A few weeks later, ATA appears to be sticking with its ongoing stance of limiting the maximum speed of 68 miles per hour.
“After review and thorough, thoughtful consideration by its members at its recent board meeting, ATA is preserving our pro-safety policy on speed limiters, set forth in our 2006 petition to the U.S. Department of Transportation,” Spear said in a statement. “Despite ATA's decade-old, pro-safety policy on speed, the new joint rulemaking from the National Highway Traffic Safety Administration and Federal Motor Carrier Administration proposes a menu of three speed options for commercial trucks, not one. It provides insufficient data, and fails to make a recommendation regarding which of the three proposed speeds it believes is best and why. Most disconcerting is the fact that DOT's new rulemaking does not address the differentials in speed that would exist between any of the three proposed national speed limits for trucks and the speed laws of multiple states – allowing passenger vehicles to travel at much higher speeds than commercial trucks. This lack of data and direction only elevates the safety risks to the motoring public. A mandate for a one-size-fits-all speed limiter will squelch innovation in technologies to enhance safety and accommodate not only highways, but potentially secondary roads and beyond.”

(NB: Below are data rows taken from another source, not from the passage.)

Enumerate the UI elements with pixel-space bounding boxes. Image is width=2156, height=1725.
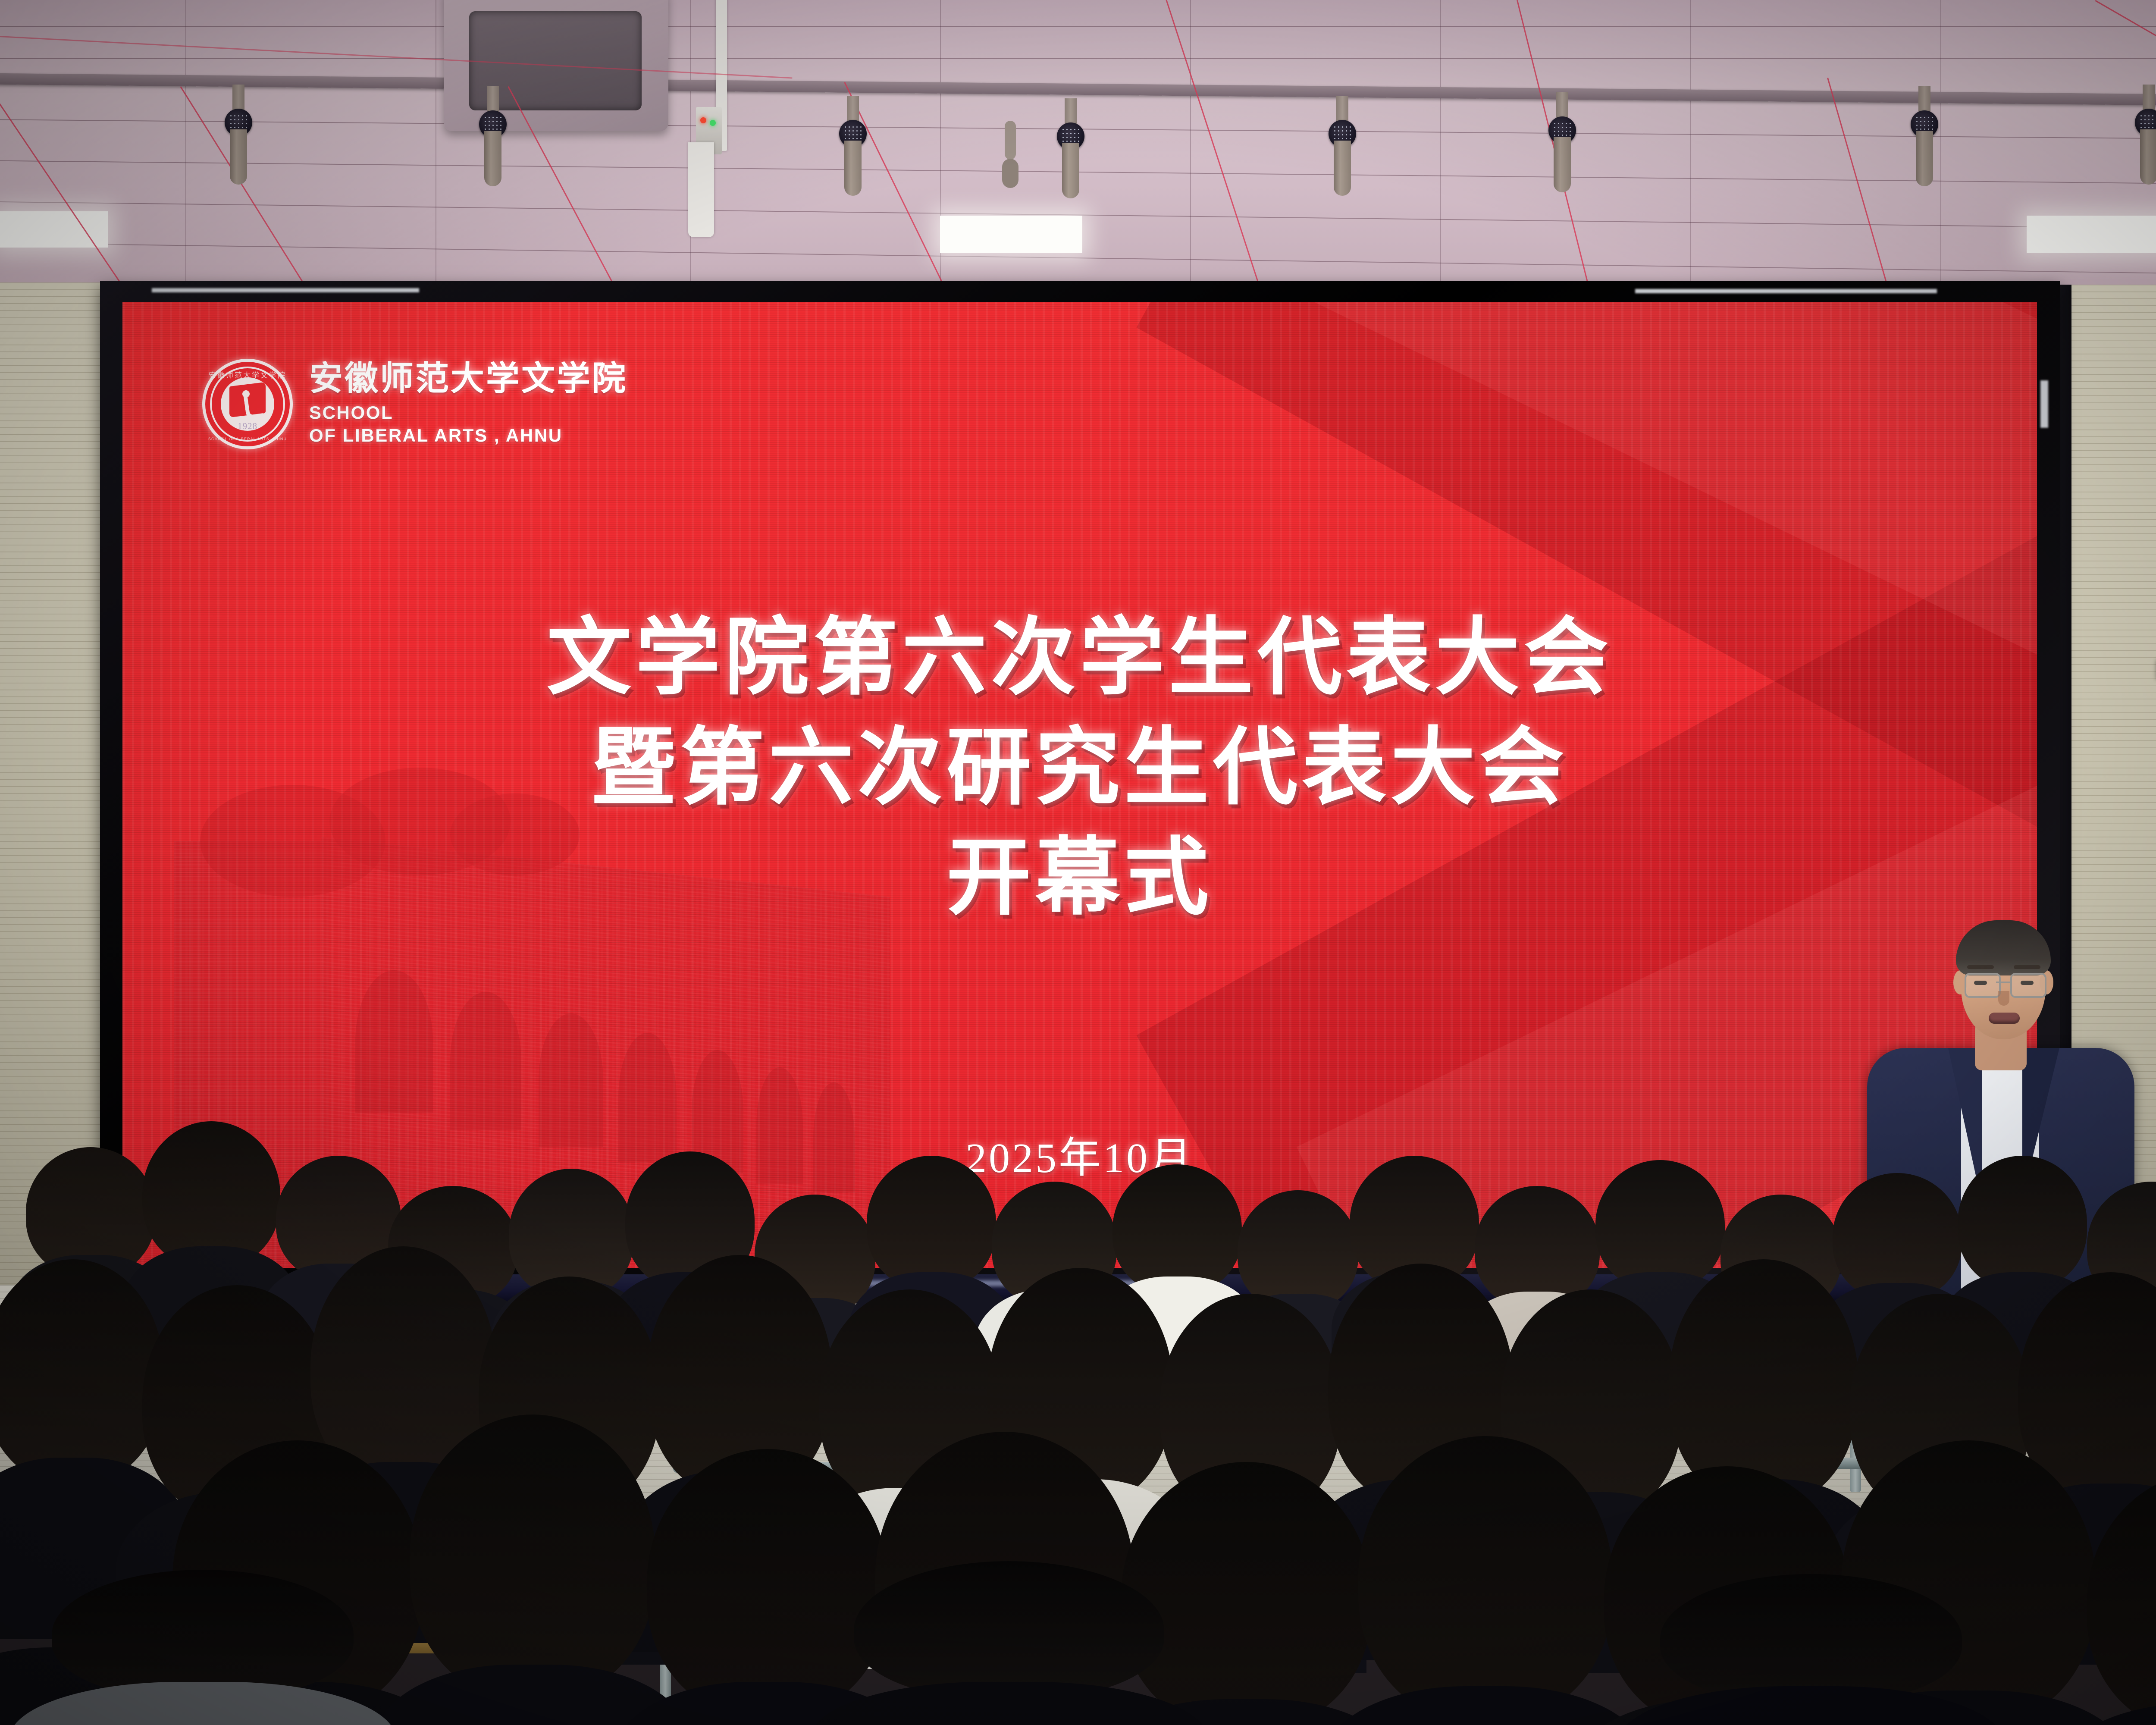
bezel-glint	[152, 288, 419, 292]
spotlight-body	[230, 129, 247, 185]
emblem-arc-bottom-text: SCHOOL OF LIBERAL ARTS , AHNU	[205, 437, 290, 441]
ceiling-panel-seam	[1690, 0, 1691, 298]
school-emblem-icon: 安徽师范大学文学院 1928 SCHOOL OF LIBERAL ARTS , …	[202, 359, 293, 449]
audience-member	[647, 1449, 888, 1725]
ceiling-spotlight	[1332, 96, 1352, 195]
speaker-eyebrow-left	[1967, 965, 1994, 969]
ceiling-panel-seam	[1940, 0, 1941, 298]
sprinkler-head	[1005, 121, 1016, 160]
eyeglasses-icon	[1965, 973, 2001, 998]
school-logo-lockup: 安徽师范大学文学院 1928 SCHOOL OF LIBERAL ARTS , …	[202, 359, 627, 449]
ceiling-spotlight	[2139, 85, 2156, 184]
eyeglasses-icon	[2010, 973, 2046, 998]
audience-member	[1358, 1436, 1613, 1725]
bezel-glint	[1635, 289, 1937, 293]
eyeglasses-bridge	[1996, 982, 2011, 983]
audience-area	[0, 1104, 2156, 1725]
event-title-line-3: 开幕式	[122, 824, 2037, 934]
status-led-red	[700, 117, 706, 123]
ceiling-panel-seam	[1440, 0, 1441, 298]
ceiling-light	[0, 211, 108, 248]
red-cable	[0, 78, 248, 298]
ceiling	[0, 0, 2156, 298]
ceiling-spotlight	[483, 86, 503, 185]
sprinkler-body	[1002, 159, 1018, 188]
school-name-chinese: 安徽师范大学文学院	[309, 362, 627, 395]
event-title-line-1: 文学院第六次学生代表大会	[122, 604, 2037, 714]
speaker-nose	[1998, 991, 2009, 1006]
spotlight-arm	[232, 85, 244, 111]
ceiling-light	[940, 216, 1082, 253]
speaker-eyebrow-right	[2014, 965, 2040, 969]
audience-member	[1660, 1574, 1962, 1725]
ceiling-light	[2027, 216, 2156, 253]
ceiling-conduit	[688, 142, 714, 237]
photo-scene: 安徽师范大学文学院 1928 SCHOOL OF LIBERAL ARTS , …	[0, 0, 2156, 1725]
ceiling-spotlight	[229, 85, 248, 184]
speaker-mouth	[1989, 1013, 2020, 1024]
audience-member	[52, 1570, 354, 1725]
red-cable	[180, 86, 467, 298]
ceiling-spotlight	[843, 96, 863, 195]
event-title-block: 文学院第六次学生代表大会 暨第六次研究生代表大会 开幕式	[122, 604, 2037, 933]
ceiling-panel-seam	[185, 0, 186, 298]
school-name-english-line2: OF LIBERAL ARTS , AHNU	[309, 424, 627, 446]
ceiling-spotlight	[1061, 98, 1081, 198]
emblem-year: 1928	[205, 421, 290, 432]
audience-member	[854, 1561, 1164, 1725]
ceiling-panel-seam	[1190, 0, 1191, 298]
ceiling-panel-seam	[940, 0, 941, 298]
ceiling-spotlight	[1915, 86, 1934, 185]
event-title-line-2: 暨第六次研究生代表大会	[122, 714, 2037, 824]
school-name-english-line1: SCHOOL	[309, 401, 627, 423]
ceiling-panel-line	[0, 26, 2156, 27]
ceiling-panel-line	[0, 58, 2156, 59]
ceiling-spotlight	[1552, 92, 1572, 191]
audience-member	[2087, 1471, 2156, 1725]
status-led-green	[710, 120, 716, 126]
audience-member	[410, 1414, 655, 1725]
bezel-glint	[2040, 380, 2048, 428]
red-cable	[844, 82, 1062, 298]
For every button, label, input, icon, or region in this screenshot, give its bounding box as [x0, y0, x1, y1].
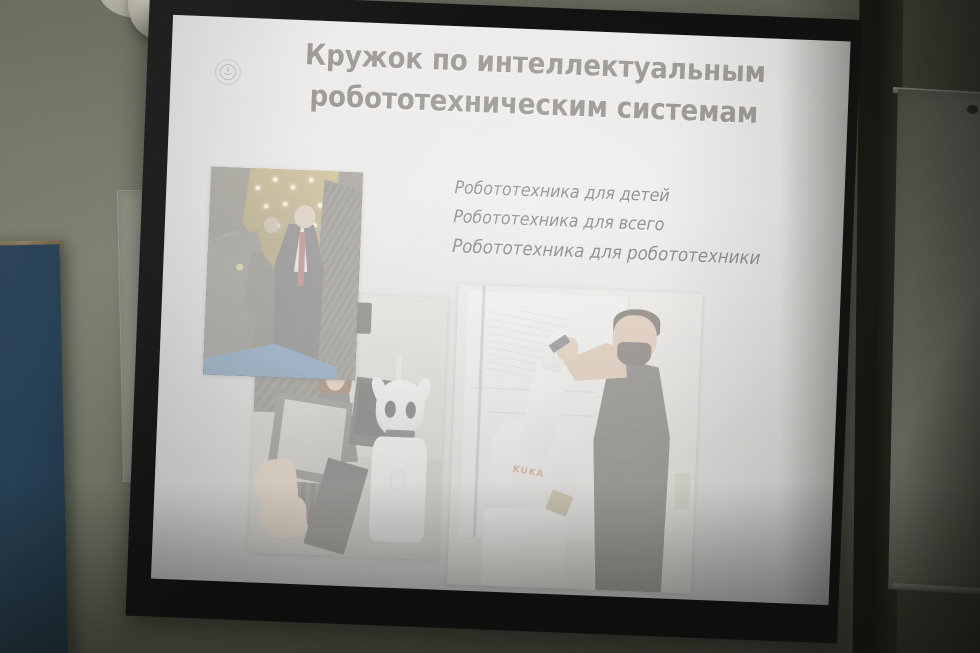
slide-title: Кружок по интеллектуальным робототехниче… — [273, 33, 796, 136]
wall-shadow-bottom — [0, 483, 980, 653]
slide-photo-exhibition-robot — [203, 167, 363, 381]
classroom-scene: Кружок по интеллектуальным робототехниче… — [0, 0, 980, 653]
university-emblem-icon — [214, 59, 241, 86]
slide-subtitle: Робототехника для детей Робототехника дл… — [452, 174, 815, 277]
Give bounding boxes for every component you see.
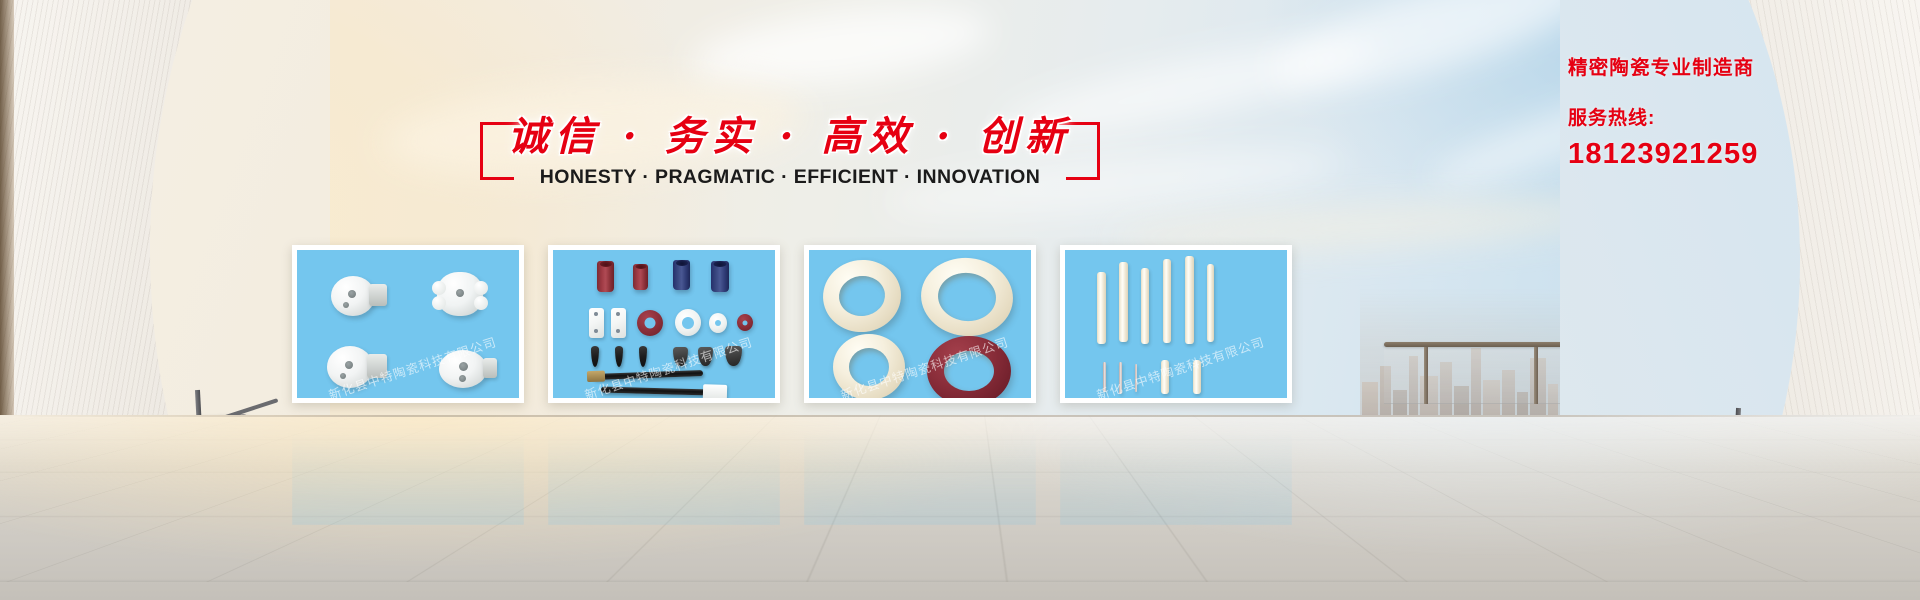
product-panel-row: 新化县中特陶瓷科技有限公司 (292, 245, 1292, 403)
company-tagline: 精密陶瓷专业制造商 (1568, 56, 1888, 81)
ceramic-socket-stem (367, 354, 387, 378)
panel-watermark: 新化县中特陶瓷科技有限公司 (553, 320, 775, 398)
cable-assembly (601, 387, 709, 396)
canopy-dark-edge (0, 0, 14, 430)
product-panel[interactable]: 新化县中特陶瓷科技有限公司 (804, 245, 1036, 403)
ceramic-rod (1207, 264, 1214, 342)
ceramic-plate (589, 308, 604, 338)
hotline-number[interactable]: 18123921259 (1568, 138, 1888, 171)
ceramic-ring-white (675, 309, 701, 336)
reflective-tile-floor (0, 415, 1920, 600)
ceramic-tube-red (597, 261, 614, 292)
hotline-label: 服务热线: (1568, 103, 1888, 130)
product-panel[interactable]: 新化县中特陶瓷科技有限公司 (292, 245, 524, 403)
ceramic-rod-short (1161, 360, 1169, 394)
ceramic-rod (1185, 256, 1194, 344)
promotional-banner: 诚信 · 务实 · 高效 · 创新 HONESTY · PRAGMATIC · … (0, 0, 1920, 600)
ceramic-rod-short (1193, 360, 1201, 394)
ceramic-rod (1163, 259, 1171, 343)
contact-block: 精密陶瓷专业制造商 服务热线: 18123921259 (1568, 56, 1888, 171)
ceramic-tip-leaf (591, 346, 599, 367)
ceramic-flower-body (437, 272, 483, 316)
slogan-chinese: 诚信 · 务实 · 高效 · 创新 (480, 104, 1100, 162)
ceramic-socket-stem (483, 358, 497, 378)
ceramic-plate (611, 308, 626, 338)
slogan-english: HONESTY · PRAGMATIC · EFFICIENT · INNOVA… (480, 166, 1100, 189)
cable-assembly (593, 370, 703, 380)
floor-horizon-line (0, 415, 1920, 417)
ceramic-tip-shield (673, 347, 688, 366)
panel-image-ceramic-rods: 新化县中特陶瓷科技有限公司 (1065, 250, 1287, 398)
panel-image-ceramic-tubes: 新化县中特陶瓷科技有限公司 (553, 250, 775, 398)
ceramic-tube-blue (711, 261, 729, 292)
panel-image-ceramic-sockets: 新化县中特陶瓷科技有限公司 (297, 250, 519, 398)
ceramic-ring-maroon (637, 310, 663, 336)
ceramic-tip-shield (725, 346, 742, 366)
ceramic-pin (1119, 362, 1122, 394)
product-panel[interactable]: 新化县中特陶瓷科技有限公司 (548, 245, 780, 403)
ceramic-rod (1141, 268, 1149, 344)
panel-image-ceramic-rings: 新化县中特陶瓷科技有限公司 (809, 250, 1031, 398)
ceramic-tip-leaf (615, 346, 623, 367)
ceramic-ring-maroon (927, 336, 1011, 398)
ceramic-pin (1135, 364, 1137, 392)
slogan-block: 诚信 · 务实 · 高效 · 创新 HONESTY · PRAGMATIC · … (480, 104, 1100, 204)
ceramic-rod (1119, 262, 1128, 342)
ceramic-tube-blue (673, 260, 690, 290)
ceramic-tip-leaf (639, 346, 647, 367)
ceramic-tip-shield (698, 347, 713, 366)
ceramic-bushing-maroon (737, 314, 753, 331)
ceramic-tube-red (633, 264, 648, 290)
ceramic-ring-ivory (917, 253, 1017, 340)
ceramic-ring-ivory (833, 334, 905, 398)
ceramic-ring-ivory (819, 256, 905, 337)
ceramic-pin (1103, 362, 1106, 392)
ceramic-rod (1097, 272, 1106, 344)
product-panel[interactable]: 新化县中特陶瓷科技有限公司 (1060, 245, 1292, 403)
ceramic-socket-stem (369, 284, 387, 306)
ceramic-bushing-white (709, 313, 727, 333)
floor-sheen (0, 415, 1920, 600)
ceramic-socket-oval (439, 350, 487, 388)
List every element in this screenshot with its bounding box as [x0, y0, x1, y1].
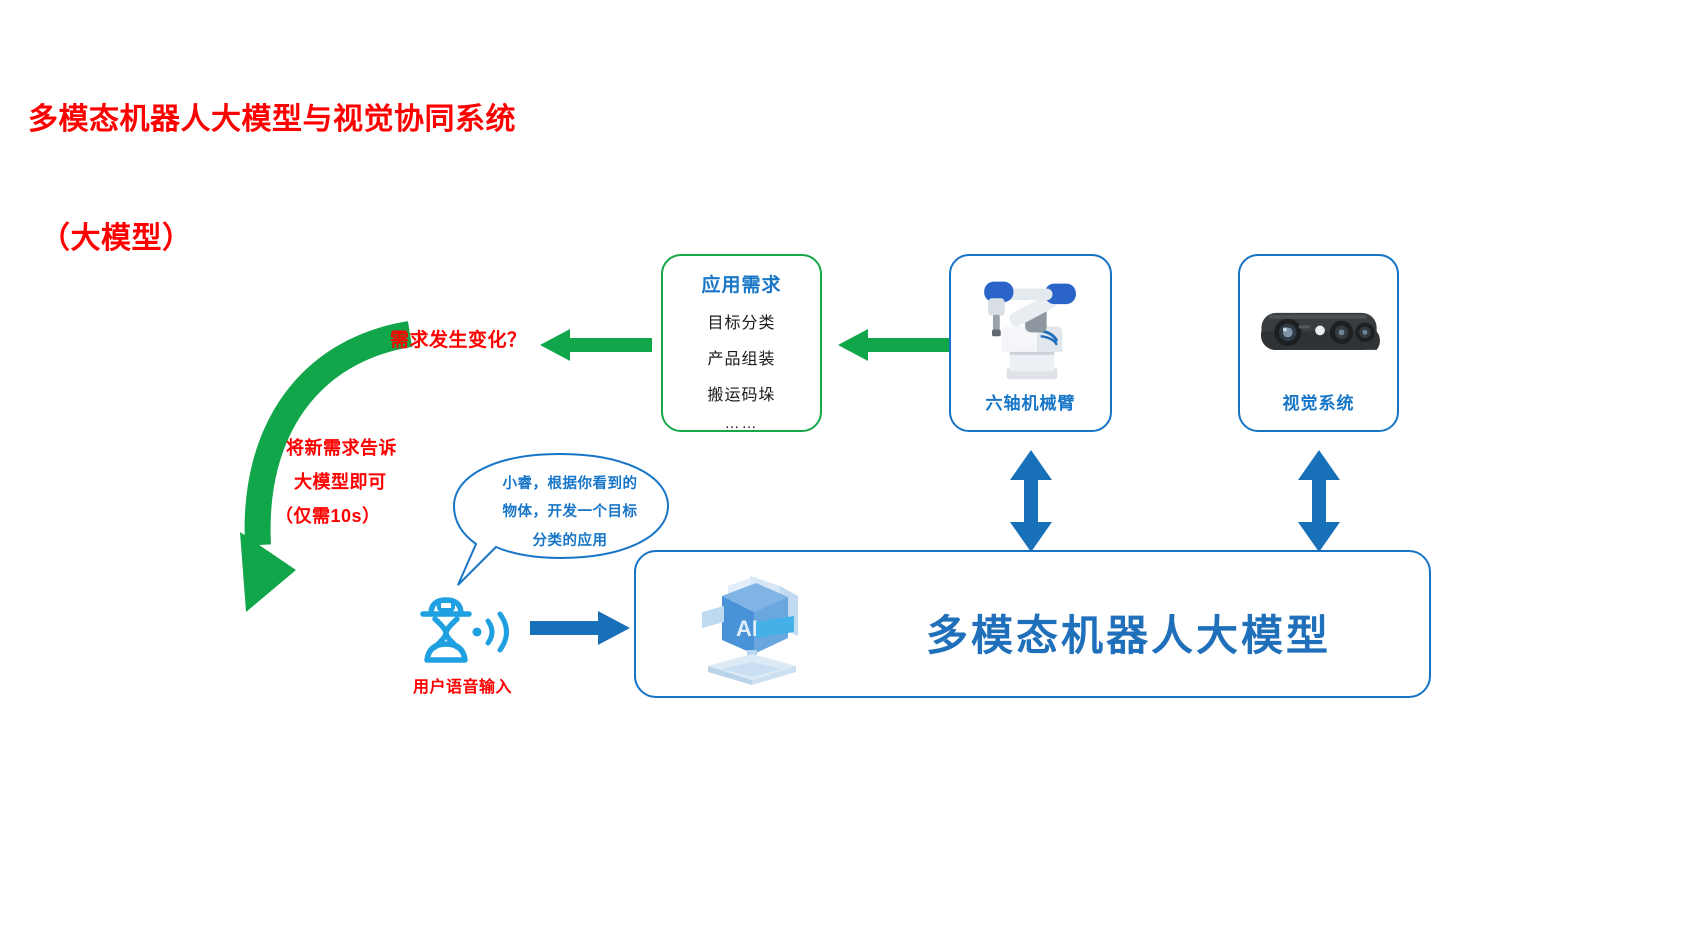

In early September, the ATA and several state trucking associations penned a letter to DOT Secretary Foxx, asking for a 30-day extension to the public comment period to allow more time to solicit member views on the rulemaking and assemble data that underscores the associated risks the rulemaking would have on safety.
The letter explained that in the nearly ten years since ATA concurrently petitioned NHTSA and FMCSA for action on this issue, much has changed in vehicle and motor carrier safety, with various useful safety technologies having been deployed and adopted, while motor carriers have endured greater scrutiny over regulatory compliance with CSA program and the pending rollout of electronic logging devices.
“These developments, along with new state laws and speed limits, have changed the way motor carriers view and respond to safety concerns,” the letter stated. “In addition, the proposed rule’s dramatic departure from ATA’s initial petition in terms of tamper proofing, the lack of a retrofit requirement, and the Agencies’ reluctance to specify a governed speed requires additional time for ATA and its federation partners to reengage membership on these important issues.”
At the FTR conference in Indianapolis last month, Schneider CEO Mark Rourke said that his company’s fleet has been utilizing speed limiters for 7 years, while seeing an increase in fuel economy and a reduction in crashes.